Re: exit_mmap BUG_ON in 2.6.23

From: Hugh Dickins
Date: Sat May 19 2012 - 16:46:55 EST


On Fri, 18 May 2012, Sam Portolla wrote:
> [please cc samPortolla@xxxxxxxxx on your replies, not subscribed to the linux-kernel mailer]
>
> Hi, I have read the thread on same issue in 3.1:
> but this is happening on earlier GNU linux version 2.6.23 for x86_64,
> which does not have THP (I believe), nor it has huge_memory.c.
> Is there a fix one of you experts could supply?  Issue is not reproducible
> so far, but happened on a customer site.
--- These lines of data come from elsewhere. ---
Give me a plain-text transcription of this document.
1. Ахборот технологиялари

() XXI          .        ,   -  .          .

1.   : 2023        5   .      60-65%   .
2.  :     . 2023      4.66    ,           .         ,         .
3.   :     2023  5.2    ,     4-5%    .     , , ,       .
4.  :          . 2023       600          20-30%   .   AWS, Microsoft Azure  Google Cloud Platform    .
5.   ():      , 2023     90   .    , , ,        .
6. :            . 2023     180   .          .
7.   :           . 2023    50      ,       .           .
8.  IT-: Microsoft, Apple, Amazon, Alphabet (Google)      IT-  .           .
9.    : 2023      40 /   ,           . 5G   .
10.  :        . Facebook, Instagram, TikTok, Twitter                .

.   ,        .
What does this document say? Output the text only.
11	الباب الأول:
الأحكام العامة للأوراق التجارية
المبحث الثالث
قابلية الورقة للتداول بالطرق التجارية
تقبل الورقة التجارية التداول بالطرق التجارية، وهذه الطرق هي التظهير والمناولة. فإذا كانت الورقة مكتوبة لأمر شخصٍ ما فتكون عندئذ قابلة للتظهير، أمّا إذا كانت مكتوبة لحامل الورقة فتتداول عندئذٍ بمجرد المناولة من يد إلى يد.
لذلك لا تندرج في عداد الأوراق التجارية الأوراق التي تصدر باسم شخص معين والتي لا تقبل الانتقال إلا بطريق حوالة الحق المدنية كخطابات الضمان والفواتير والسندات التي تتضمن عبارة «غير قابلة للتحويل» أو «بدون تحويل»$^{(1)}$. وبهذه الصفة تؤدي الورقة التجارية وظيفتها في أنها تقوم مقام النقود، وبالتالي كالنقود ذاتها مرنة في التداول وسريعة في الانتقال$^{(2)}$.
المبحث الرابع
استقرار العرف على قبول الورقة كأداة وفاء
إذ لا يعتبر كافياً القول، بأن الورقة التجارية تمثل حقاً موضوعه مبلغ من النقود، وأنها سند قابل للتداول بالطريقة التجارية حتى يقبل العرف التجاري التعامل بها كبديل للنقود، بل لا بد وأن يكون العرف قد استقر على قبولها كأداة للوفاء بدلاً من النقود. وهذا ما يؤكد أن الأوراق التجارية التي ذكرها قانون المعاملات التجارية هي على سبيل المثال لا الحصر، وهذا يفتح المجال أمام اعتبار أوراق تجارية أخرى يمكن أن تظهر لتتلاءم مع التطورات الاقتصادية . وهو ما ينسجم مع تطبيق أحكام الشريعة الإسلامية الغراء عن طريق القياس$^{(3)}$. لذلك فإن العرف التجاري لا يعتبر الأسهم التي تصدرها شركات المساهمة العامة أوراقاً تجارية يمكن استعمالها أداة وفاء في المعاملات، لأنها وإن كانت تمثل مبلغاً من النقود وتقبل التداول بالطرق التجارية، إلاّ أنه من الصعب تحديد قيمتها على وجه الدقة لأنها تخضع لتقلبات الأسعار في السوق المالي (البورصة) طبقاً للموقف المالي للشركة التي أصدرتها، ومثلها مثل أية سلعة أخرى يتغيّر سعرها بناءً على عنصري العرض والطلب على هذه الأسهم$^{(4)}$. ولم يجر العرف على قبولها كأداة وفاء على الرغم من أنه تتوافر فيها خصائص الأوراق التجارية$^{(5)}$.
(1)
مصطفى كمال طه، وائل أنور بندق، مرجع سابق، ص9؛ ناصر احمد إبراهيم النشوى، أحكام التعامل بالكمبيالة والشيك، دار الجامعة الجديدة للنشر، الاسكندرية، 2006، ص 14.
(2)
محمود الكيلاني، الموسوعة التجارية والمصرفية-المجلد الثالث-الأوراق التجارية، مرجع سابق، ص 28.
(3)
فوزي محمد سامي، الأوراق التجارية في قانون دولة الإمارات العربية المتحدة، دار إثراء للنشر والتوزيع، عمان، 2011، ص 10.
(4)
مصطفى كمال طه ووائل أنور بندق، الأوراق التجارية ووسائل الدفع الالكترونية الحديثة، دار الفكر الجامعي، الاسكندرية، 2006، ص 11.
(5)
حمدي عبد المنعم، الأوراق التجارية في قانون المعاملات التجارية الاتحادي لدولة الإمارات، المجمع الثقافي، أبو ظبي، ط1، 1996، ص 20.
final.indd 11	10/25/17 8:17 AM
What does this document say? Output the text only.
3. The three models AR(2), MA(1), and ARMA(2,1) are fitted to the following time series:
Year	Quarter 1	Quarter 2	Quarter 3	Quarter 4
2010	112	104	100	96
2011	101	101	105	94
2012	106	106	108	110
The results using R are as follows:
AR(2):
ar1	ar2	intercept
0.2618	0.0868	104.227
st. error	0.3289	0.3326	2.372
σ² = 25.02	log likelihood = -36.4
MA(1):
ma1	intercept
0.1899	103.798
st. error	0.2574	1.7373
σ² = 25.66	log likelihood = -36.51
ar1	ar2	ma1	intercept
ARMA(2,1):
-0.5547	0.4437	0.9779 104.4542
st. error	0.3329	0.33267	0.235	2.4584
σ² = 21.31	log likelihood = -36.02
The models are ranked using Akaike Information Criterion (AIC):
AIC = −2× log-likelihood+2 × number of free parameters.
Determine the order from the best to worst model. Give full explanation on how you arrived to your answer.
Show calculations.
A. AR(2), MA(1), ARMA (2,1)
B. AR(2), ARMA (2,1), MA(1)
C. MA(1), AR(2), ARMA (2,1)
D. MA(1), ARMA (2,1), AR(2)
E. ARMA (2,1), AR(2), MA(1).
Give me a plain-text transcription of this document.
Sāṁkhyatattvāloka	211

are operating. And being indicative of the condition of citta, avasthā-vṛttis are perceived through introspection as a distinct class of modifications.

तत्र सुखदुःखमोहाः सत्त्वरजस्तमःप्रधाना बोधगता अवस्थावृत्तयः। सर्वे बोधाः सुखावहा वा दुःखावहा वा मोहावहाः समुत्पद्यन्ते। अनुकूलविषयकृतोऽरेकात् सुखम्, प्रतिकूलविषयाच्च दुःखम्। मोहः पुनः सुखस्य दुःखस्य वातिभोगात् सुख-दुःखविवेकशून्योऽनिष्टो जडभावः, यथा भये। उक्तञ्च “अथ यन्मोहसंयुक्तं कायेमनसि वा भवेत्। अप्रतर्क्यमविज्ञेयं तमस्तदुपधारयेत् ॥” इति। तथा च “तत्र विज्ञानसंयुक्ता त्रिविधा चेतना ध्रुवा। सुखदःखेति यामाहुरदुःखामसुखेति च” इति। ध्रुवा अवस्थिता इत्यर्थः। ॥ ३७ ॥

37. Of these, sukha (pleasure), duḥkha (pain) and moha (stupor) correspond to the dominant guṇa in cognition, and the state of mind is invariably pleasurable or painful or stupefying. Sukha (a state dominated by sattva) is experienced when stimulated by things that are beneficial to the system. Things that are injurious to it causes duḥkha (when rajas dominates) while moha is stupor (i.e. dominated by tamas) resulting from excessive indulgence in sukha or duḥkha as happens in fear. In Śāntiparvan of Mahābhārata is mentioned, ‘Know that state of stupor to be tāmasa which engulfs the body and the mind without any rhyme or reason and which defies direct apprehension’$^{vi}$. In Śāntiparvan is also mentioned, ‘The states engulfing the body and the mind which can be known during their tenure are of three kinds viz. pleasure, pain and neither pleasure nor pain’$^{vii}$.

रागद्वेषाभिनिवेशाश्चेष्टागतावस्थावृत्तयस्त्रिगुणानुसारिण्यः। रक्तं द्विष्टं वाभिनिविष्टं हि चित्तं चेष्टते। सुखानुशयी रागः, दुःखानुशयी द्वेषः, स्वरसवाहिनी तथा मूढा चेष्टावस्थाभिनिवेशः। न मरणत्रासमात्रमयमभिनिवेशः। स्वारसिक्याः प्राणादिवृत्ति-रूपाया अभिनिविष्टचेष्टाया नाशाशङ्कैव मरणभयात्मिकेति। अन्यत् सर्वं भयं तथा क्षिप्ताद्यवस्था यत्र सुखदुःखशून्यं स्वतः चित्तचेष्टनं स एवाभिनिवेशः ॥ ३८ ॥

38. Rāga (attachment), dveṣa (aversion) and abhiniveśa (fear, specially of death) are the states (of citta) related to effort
Some info below.
>
> kernel BUG at .../bfc/linux/kernel-2.6.x/mm/mmap.c:2049!
>
> Line 2049 is in exit_mmap():
>
> BUG_ON(mm->nr_ptes > (FIRST_USER_ADDRESS+PMD_SIZE-1)>>PMD_SHIFT);
>
>  RIP: 0010:[<ffffffff80277840>] [<ffffffff80277840>] exit_mmap+0xf0/0x100
> [snip]
>  Call Trace:
> [<ffffffff8022ee14>] mmput+0x44/0xd0
> [<ffffffff802340a1>] exit_mm+0x91/0x100
> [<ffffffff802347ea>] do_exit+0x17a/0x960
> [<ffffffff8023c4bc>] __dequeue_signal+0xec/0x1b0
> [<ffffffff80235048>] do_group_exit+0x38/0x90
> [<ffffffff8023e3c6>] get_signal_to_deliver+0x2d6/0x4b0
> [<ffffffff8020b69a>] do_notify_resume+0xaa/0x760
> [<ffffffff8020c818>] retint_signal+0x3d/0x85

I've checked back through old ChangeLogs, and (apart from a UserModeLinux
case) I don't see any fix for a BUG_ON(nr_ptes) issue in between 2.6.19
and the much later THP issue, which you're right to think cannot be yours.

But the 2.6.19 case, and one which a video driver writer had more recently,
were both caused by unrelated code zeroing beyond what it had allocated:
happening to zero part of a higher-level page table, making it impossible
for task exit to locate all the page tables (and pages) it had to free.

Though I can't be sure, these BUG_ON(nr_ptes) reports do seem perhaps
too infrequent to be caused by bad logic in mm itself: I suspect memory
corruption in your case too.

There's no clue here as to what the cause might be, I'm afraid.
Rebuilding your kernel with CONFIG_DEBUG_PAGEALLOC=y, and slab debugging
on, might shed more light: but that's probably not something you want to
get into on a customer site, for a problem only seen once or twice.

The best I can suggest is for you to change that BUG_ON to a WARN_ON,
so at least the kernel doesn't crash there, and you might gather more
information from each time it happens; but you'll probably leak pages,
and may very well crash soon for other reasons (e.g. when evicting an
inode cannot locate all the maps of its pages).

Hugh